2010年12月01日 | Weblog
木工で作っている杉板製のミニ箱膳の本体部分のパーツが揃った。次回は各パーツを紙やすりで磨いて、組み上げる。

杉は木目の美しい材だが、表面が柔らかいので傷がつきやすい。切断したり鉋をかけたりしたときに飛び散った木屑が表面に残ったまま、別の材と重ねてしまったりすると、たちまちその木屑のところに凹みができてしまう。まだ完成前だというのに、既にあちこちにそうしたキズができてしまった。それでも、そうしたキズを含めて、肌触りというか存在感というか、なんとも言えない味わいを感じる。

今回は、まず本体を先に作ってから、それに合うように蓋のほうを組む。最後に全体にやすりをかけて、蜜蝋か胡麻油を塗って仕上げる。

杉というと、花粉症の人にとっては大敵なのだが、逆に、それほど多くの杉が日本にあるということだ。そもそも杉は日本原産の木、つまり日本の風土に適した木であり、最も潤沢に入手できるはずの材である。現実には、林業の衰退で手入れされないままに荒廃が進んだ森林が増えており、潤沢であるはずの森林資源も使われることなく放置されている地域が多いようだ。それをもったいない、と称してしまうのはたやすいが、輸入材のほうが低コストで扱いが容易ということならば、わが国の森林資源の荒廃は必然ということでもある。あるものを素直に利用できないという状況は、それを取り巻く制度や社会に何がしかの構造的問題があるということでもある。

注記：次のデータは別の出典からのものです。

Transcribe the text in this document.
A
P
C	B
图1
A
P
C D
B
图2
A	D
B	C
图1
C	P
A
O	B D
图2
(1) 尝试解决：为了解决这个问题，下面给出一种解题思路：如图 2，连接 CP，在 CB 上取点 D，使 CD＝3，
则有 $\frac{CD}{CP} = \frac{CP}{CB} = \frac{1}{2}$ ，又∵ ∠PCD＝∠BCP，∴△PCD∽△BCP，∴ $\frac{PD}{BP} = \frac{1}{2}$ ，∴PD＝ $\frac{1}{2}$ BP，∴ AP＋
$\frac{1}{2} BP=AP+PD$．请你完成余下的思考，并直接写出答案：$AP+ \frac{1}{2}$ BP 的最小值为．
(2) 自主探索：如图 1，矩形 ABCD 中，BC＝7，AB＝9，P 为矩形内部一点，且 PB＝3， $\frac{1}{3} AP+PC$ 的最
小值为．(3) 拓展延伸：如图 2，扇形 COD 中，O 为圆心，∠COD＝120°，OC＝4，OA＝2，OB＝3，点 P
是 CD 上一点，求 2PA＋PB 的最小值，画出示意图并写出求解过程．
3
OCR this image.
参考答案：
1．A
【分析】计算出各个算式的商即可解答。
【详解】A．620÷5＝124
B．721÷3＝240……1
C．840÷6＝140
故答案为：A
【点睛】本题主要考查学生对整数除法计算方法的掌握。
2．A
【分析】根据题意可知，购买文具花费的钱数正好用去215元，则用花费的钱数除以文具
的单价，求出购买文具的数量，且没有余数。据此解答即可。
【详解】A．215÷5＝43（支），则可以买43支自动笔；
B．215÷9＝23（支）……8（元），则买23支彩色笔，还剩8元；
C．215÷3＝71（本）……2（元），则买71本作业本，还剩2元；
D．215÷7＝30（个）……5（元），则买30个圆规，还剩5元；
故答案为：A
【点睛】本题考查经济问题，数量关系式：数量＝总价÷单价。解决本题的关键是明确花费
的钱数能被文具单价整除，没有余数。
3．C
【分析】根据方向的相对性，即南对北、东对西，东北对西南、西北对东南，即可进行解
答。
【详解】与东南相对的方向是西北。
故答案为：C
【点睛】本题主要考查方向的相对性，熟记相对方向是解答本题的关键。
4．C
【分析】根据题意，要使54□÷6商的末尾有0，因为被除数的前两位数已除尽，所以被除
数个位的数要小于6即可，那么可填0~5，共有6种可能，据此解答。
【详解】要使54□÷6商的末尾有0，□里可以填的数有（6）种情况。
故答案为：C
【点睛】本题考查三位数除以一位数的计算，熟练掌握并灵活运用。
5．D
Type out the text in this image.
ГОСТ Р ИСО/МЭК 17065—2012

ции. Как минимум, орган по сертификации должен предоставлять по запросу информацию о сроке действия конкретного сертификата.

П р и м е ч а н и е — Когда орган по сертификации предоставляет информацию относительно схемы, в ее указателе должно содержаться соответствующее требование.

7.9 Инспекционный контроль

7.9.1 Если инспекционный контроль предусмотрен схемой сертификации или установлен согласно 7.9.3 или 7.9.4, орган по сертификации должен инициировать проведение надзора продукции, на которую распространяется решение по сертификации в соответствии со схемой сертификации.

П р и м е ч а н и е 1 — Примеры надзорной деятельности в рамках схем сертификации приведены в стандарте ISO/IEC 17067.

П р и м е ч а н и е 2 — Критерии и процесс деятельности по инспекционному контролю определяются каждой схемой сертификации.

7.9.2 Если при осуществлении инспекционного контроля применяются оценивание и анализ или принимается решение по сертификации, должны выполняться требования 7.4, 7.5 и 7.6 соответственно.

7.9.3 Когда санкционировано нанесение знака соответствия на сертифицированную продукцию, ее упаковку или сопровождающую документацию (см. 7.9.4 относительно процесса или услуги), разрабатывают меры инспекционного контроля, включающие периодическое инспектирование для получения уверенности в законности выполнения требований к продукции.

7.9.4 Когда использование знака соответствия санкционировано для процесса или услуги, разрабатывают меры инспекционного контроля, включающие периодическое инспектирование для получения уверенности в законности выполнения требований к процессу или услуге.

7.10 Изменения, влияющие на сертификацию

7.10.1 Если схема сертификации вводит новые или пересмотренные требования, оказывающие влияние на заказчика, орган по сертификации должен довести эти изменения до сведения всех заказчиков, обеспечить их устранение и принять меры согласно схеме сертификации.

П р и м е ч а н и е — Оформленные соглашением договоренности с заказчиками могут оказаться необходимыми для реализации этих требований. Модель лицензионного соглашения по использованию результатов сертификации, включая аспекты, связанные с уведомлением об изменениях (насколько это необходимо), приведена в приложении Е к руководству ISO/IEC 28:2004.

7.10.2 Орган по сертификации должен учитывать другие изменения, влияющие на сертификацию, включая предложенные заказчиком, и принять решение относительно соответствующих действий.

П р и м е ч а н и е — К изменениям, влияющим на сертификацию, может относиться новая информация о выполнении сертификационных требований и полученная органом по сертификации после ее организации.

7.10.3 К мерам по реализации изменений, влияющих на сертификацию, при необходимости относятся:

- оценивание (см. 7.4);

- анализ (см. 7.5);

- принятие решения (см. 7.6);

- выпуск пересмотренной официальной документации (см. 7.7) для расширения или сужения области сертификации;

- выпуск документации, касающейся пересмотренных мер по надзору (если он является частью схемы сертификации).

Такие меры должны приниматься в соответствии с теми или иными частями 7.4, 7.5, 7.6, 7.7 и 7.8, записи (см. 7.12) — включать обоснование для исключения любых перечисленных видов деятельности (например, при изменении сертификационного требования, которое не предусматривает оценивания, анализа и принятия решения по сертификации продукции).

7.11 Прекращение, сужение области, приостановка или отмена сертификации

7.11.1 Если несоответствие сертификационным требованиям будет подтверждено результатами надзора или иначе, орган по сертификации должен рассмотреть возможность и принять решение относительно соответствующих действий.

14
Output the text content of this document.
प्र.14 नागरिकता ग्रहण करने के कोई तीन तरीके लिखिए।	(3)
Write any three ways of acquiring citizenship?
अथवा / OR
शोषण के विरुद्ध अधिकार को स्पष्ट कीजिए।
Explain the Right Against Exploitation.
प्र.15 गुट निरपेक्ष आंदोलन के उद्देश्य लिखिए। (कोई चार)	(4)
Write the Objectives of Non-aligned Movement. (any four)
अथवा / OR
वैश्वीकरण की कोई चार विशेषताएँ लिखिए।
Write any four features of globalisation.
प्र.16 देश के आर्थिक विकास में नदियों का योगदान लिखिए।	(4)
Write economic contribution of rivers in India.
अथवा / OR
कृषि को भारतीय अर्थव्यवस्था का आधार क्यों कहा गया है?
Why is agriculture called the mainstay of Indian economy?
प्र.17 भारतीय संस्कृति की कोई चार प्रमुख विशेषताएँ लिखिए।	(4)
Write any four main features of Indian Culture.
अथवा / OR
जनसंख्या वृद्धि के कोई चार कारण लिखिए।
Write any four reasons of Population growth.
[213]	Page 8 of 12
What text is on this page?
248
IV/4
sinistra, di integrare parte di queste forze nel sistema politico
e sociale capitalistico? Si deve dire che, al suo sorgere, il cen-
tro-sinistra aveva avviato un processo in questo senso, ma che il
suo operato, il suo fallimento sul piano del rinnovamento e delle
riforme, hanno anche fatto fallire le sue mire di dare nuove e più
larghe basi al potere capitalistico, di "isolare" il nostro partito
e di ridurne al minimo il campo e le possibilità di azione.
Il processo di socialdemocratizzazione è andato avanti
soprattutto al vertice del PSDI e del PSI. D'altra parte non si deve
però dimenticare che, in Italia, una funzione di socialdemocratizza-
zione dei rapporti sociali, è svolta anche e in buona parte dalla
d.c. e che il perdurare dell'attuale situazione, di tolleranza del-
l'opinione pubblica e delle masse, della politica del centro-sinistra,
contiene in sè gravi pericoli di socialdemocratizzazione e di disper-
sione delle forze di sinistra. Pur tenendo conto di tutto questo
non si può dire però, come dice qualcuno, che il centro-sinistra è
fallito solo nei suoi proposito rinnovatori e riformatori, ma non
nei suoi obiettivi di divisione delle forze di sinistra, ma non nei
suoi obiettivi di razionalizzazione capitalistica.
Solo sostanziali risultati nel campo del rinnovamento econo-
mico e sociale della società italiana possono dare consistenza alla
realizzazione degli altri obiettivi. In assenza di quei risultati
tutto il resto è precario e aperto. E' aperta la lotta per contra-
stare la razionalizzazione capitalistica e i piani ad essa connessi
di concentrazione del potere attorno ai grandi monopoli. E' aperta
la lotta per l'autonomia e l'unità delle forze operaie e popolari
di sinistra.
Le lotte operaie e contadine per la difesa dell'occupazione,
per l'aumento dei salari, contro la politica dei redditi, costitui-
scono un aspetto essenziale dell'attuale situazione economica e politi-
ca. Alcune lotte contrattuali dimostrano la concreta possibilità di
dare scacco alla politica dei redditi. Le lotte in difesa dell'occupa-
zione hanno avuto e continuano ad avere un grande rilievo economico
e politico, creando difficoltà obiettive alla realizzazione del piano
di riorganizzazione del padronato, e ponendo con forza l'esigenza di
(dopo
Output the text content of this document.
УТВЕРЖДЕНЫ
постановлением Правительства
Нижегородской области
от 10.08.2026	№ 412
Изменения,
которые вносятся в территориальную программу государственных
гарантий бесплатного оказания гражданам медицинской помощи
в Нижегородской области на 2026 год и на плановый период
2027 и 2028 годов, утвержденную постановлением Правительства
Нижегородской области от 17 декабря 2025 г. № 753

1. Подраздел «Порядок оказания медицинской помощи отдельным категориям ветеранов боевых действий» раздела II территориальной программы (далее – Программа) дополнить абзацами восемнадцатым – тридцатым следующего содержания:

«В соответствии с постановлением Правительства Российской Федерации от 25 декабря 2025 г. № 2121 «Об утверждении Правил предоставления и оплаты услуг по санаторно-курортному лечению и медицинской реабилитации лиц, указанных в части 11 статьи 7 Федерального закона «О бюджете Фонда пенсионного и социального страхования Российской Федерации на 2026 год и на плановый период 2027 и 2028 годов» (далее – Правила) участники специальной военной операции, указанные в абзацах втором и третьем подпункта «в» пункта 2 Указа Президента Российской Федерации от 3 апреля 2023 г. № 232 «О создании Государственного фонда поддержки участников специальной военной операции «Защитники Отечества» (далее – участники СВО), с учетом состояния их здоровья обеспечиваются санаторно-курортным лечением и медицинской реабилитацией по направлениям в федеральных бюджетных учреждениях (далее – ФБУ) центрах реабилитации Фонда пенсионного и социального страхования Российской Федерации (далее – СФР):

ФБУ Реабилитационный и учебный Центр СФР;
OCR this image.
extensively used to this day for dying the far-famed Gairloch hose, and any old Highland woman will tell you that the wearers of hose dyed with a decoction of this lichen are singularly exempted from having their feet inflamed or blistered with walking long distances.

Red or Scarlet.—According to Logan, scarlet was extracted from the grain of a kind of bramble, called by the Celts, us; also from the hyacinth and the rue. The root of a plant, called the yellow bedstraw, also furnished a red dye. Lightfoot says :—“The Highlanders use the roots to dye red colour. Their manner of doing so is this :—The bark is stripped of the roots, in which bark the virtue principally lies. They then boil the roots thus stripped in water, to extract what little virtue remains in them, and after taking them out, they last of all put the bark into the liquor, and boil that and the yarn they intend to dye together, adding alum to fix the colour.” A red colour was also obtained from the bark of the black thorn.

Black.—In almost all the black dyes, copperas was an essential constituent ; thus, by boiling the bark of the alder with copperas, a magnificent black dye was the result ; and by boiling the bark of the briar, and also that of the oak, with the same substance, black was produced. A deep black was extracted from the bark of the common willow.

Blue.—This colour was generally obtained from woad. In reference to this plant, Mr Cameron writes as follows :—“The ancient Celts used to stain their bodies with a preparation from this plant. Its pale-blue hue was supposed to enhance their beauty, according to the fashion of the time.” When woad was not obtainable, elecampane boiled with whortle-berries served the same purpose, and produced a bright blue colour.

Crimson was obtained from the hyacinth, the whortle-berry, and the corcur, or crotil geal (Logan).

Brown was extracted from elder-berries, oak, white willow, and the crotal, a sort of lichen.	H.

確かに、ホームセンターなどで小売されている杉を使って、道具類を作れば、材料費だけで市販の同等製品の市場価格を超えてしまう。手作りが割安というのは幻想でしかない。誰もが身の回りのことは一通りできて、身の回りで使うものも簡単なものなら自分で作って、というような生活がいいとは思わないが、安価な市販品に慣れ親しんでしまうと、物を大切にするという心理が醸成されない。物、すなわち自分の外部の存在への慈しみの心が失われることに、他者に対する想像力が失われることに通じるものがあるのではないだろうか。

自分で材料を調達して、それを使って何かを作る、ただそれだけの行為から、社会の背後にある時代の潮流のようなものが否応無く見えてくるものだ。逆に、生活に必要なことの全てを金銭を払うことで他者の手に委ねてしまうと、目先のことにしか関心を寄せることなく生涯を全うできてしまう。順風満帆のまま、それで一生を終えることができるなら、目先のことだけに心を砕いていればよいのだろうが、そのような状況が一般化できるとは思えない。本人にとっては一大事かもしれないが他者の目には馬鹿馬鹿しく瑣末なことで精神的に追い詰められてしまったり、それを解消すべく反社会的行為に走ってみたりするというようなことは少なくないだろう。自分の生活がどのように成り立っているのか、考えるきっかけにめぐり合うことは、今の時代なればこそ、それ自体幸運なことのように思う。